Les échanges de produits céréaliers sont importants en Afrique de l’Ouest, même s’il est difficile d’appréhender leur ampleur. Aux flux structurels qui connectent les bassins traditionnels de production à ceux de consommation, se greffent des flux d’opportunité induits par les disparités de politiques commerciales des États.
Bien que ne représentant qu’environ 30% du volume des productions vivrières ouest africaines, les céréales constituent un élément essentiel d’intégration des marchés et de garantie de la sécurité alimentaire régionale. Entre 30 et 40% de la production domestique est commercialisée. À ces flux de produits domestiques pour l’essentiel composés du mil, du sorgho et du maïs, s’ajoute une importante quantité de riz importé du marché international (sous forme de transit et de réexportation), les transactions de riz local restant très faibles.
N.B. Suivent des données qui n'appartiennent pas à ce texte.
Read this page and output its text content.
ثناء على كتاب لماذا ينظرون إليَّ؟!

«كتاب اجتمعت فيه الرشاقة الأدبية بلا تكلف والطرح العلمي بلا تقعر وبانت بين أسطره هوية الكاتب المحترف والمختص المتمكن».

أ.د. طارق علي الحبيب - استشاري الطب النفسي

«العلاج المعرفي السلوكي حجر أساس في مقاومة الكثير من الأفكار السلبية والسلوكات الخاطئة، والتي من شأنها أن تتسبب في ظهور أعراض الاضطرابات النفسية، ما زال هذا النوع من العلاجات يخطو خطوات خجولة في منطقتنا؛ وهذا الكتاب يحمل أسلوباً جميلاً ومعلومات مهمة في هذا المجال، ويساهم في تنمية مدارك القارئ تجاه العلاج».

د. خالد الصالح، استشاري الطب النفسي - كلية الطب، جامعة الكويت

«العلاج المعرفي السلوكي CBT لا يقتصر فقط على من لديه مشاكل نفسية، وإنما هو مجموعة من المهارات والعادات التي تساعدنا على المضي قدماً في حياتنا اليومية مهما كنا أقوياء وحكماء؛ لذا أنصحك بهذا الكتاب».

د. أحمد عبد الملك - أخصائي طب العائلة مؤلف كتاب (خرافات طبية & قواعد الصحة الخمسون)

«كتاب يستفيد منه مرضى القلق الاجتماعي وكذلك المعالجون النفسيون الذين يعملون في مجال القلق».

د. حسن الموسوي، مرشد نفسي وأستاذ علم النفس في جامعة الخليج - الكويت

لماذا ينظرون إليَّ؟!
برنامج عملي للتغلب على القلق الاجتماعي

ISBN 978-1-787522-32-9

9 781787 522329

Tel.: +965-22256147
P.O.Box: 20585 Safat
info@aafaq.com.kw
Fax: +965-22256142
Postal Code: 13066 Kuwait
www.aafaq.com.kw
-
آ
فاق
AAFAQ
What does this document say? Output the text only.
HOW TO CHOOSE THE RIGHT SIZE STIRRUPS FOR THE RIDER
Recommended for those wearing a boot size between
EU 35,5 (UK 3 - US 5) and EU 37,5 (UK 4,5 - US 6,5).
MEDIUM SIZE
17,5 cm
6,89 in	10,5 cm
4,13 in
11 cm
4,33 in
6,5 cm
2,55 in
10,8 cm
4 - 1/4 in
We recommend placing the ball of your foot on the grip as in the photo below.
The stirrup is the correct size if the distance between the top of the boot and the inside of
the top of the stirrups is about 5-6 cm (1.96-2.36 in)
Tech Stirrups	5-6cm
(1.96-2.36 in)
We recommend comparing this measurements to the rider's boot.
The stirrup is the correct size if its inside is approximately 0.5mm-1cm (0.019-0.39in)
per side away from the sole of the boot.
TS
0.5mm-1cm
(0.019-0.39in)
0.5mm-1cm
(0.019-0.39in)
Ces circuits mettent en relation d’une part les bassins de production et ceux de consommation, et d’autre part les ports d’approvisionnement et les pays de l’hinterland.
Un marché céréalier en pleine mutation. Le marché céréalier ouest africain a connu au cours des 30 dernières années une mutation sensible, au niveau de sa structure et de son fonctionnement. Sous l’effet de facteurs multiples, on assiste à une recomposition de la structure de l’offre, avec la percée de plus en plus importante du riz et du maïs. Ces deux céréales représentent désormais plus du tiers de l’offre régionale des céréales. Longtemps considérées comme des produits autoconsommés, une partie importante des céréales passe désormais par le marché. Outre la demande urbaine croissante, une bonne partie des producteurs ruraux a recours au marché pour son approvisionnement en céréales, notamment dans les régions sahéliennes. Les producteurs de céréales qui dégagent des excédents commercialisables restent toutefois peu nombreux (environ 20% selon certaines estimations).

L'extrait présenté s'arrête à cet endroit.